Talend - Data Integration Tout de Suite
Thursday, August 21st, 2008If you’ve talked to me in the past year, chances are you’ve heard me mention Talend.
A year ago, Jeff and I were creating a proposal for a project that would combine different web services with several ETL jobs and business rules. The end result needed to be an application that could be maintained by the client with very little to no coding needed to make changes to the business rules and data. And, of course, the client wanted to keep the upfront costs down - no unnecessary software licenses, please!
Our research led us to Talend Open Studio. Free, open source, built on Eclipse, with a graphical interface, metadata-driven and connectors to every database imaginable…we were hooked! We quickly put together a proof of concept that took data from a SQL server database, transformed it into XML, called a .NET web service application and logged the responses. Talend generated Java code that we then ran by calling a .bat file from Windows Scheduler. The development cost savings from using this code generation tool? It reduced the project cost by 50%.
We do a lot of work in the real estate sector, and aggregation is the movement of the moment, with syndication being a close second.

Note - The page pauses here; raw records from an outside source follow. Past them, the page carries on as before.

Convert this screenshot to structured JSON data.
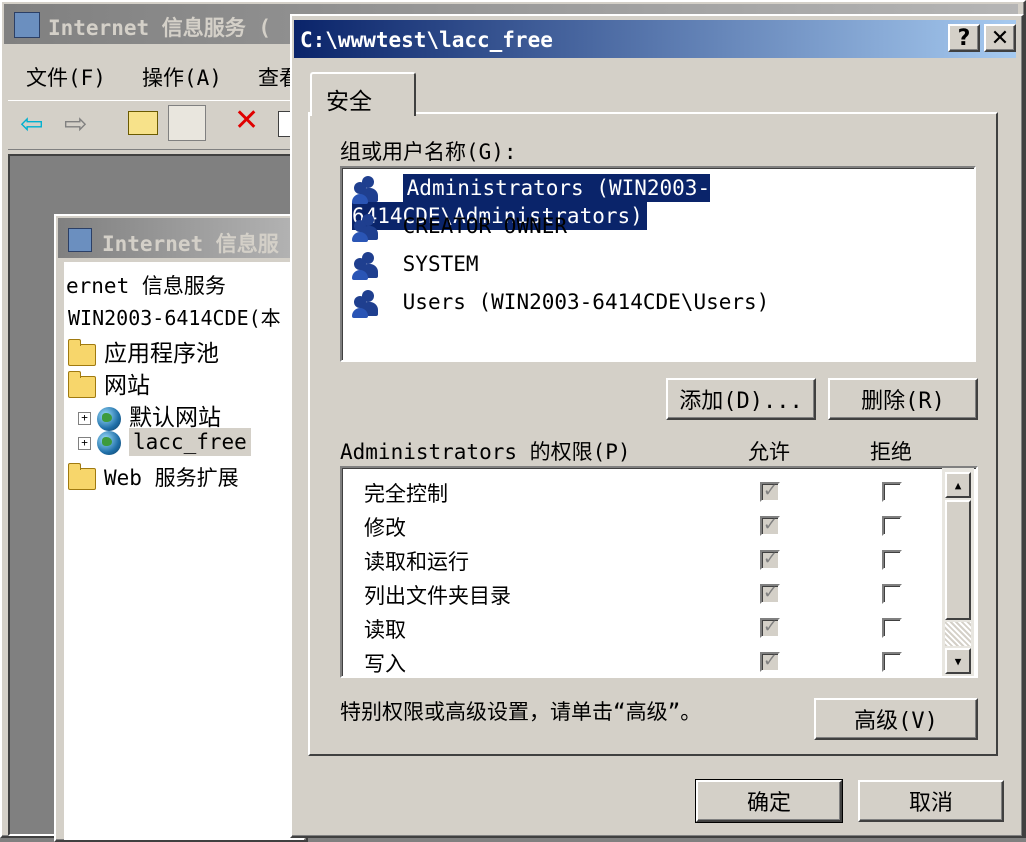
{
  "iis_main": {
    "title": "Internet 信息服务 (",
    "menu": [
      "文件(F)",
      "操作(A)",
      "查看"
    ]
  },
  "iis_child": {
    "title": "Internet 信息服",
    "tree": {
      "root": "ernet 信息服务",
      "server": "WIN2003-6414CDE(本",
      "app_pools": "应用程序池",
      "websites": "网站",
      "default_site": "默认网站",
      "site_lacc": "lacc_free",
      "web_ext": "Web 服务扩展"
    }
  },
  "dialog": {
    "title": "C:\\wwwtest\\lacc_free",
    "help_btn": "?",
    "close_btn": "✕",
    "tab_security": "安全",
    "groups_label": "组或用户名称(G):",
    "users": [
      "Administrators (WIN2003-6414CDE\\Administrators)",
      "CREATOR OWNER",
      "SYSTEM",
      "Users (WIN2003-6414CDE\\Users)"
    ],
    "add_btn": "添加(D)...",
    "remove_btn": "删除(R)",
    "perm_label": "Administrators 的权限(P)",
    "allow_header": "允许",
    "deny_header": "拒绝",
    "permissions": [
      "完全控制",
      "修改",
      "读取和运行",
      "列出文件夹目录",
      "读取",
      "写入"
    ],
    "advanced_hint": "特别权限或高级设置，请单击“高级”。",
    "advanced_btn": "高级(V)",
    "ok_btn": "确定",
    "cancel_btn": "取消"
  }
}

MLS’s, state associations, brokers, and third party vendors are all dealing with not only ETL (Extract-Translate-Load) but work-flow issues as well. We work to provide business integration solutions at points in the transaction for all of these different parties.
In keeping with our agile development methodology, our design goals are:
-
The solution should be adaptable to allow for changes in direction of application.
-
Each application process should be loosely coupled and composable.
-
The base framework, once implemented, should allow for the rapid development of additional services.
-
The solution should consist of standardized components that can be reused and combined to address the client’s changing goals and priorities.
Talend allowed us to fulfill these goals for a variety of projects over the past year. I don’t want to sound as if it is a golden hammer; it’s not. But it is a valuable tool in our development toolkit.
Let me give you a real-world example of data syndication using Talend to create a series of jobs that:
- Call an external RETS client program, passing it parameters, and retrieves listing data from an MLS in RETS COMPACT format.
- Load the RETS data as an internal XML metadata and pass it into a Talend mapper object.
- Create three different output maps and build the corresponding output XML files - one for Zillow, one for Trulia, one for Yahoo.
- Transform the single RETS feed into three syndication formats.
- Call the built-in FTP client to put each xml file on the appropriate server and directory expected by the syndicators.
Talend generates stand-alone code in either Java or PERL and you can run this job from any platform in the scheduler of your choice as often as you want.
I’m excited about tools like this that make life easier. I believe in open source and open standards. I want to work with companies that are building those kinds of tools with that kind of philosophy. And that’s why we recently became Talend partners. I’m looking forward to seeing what this innovative French company does next, and being a part of things.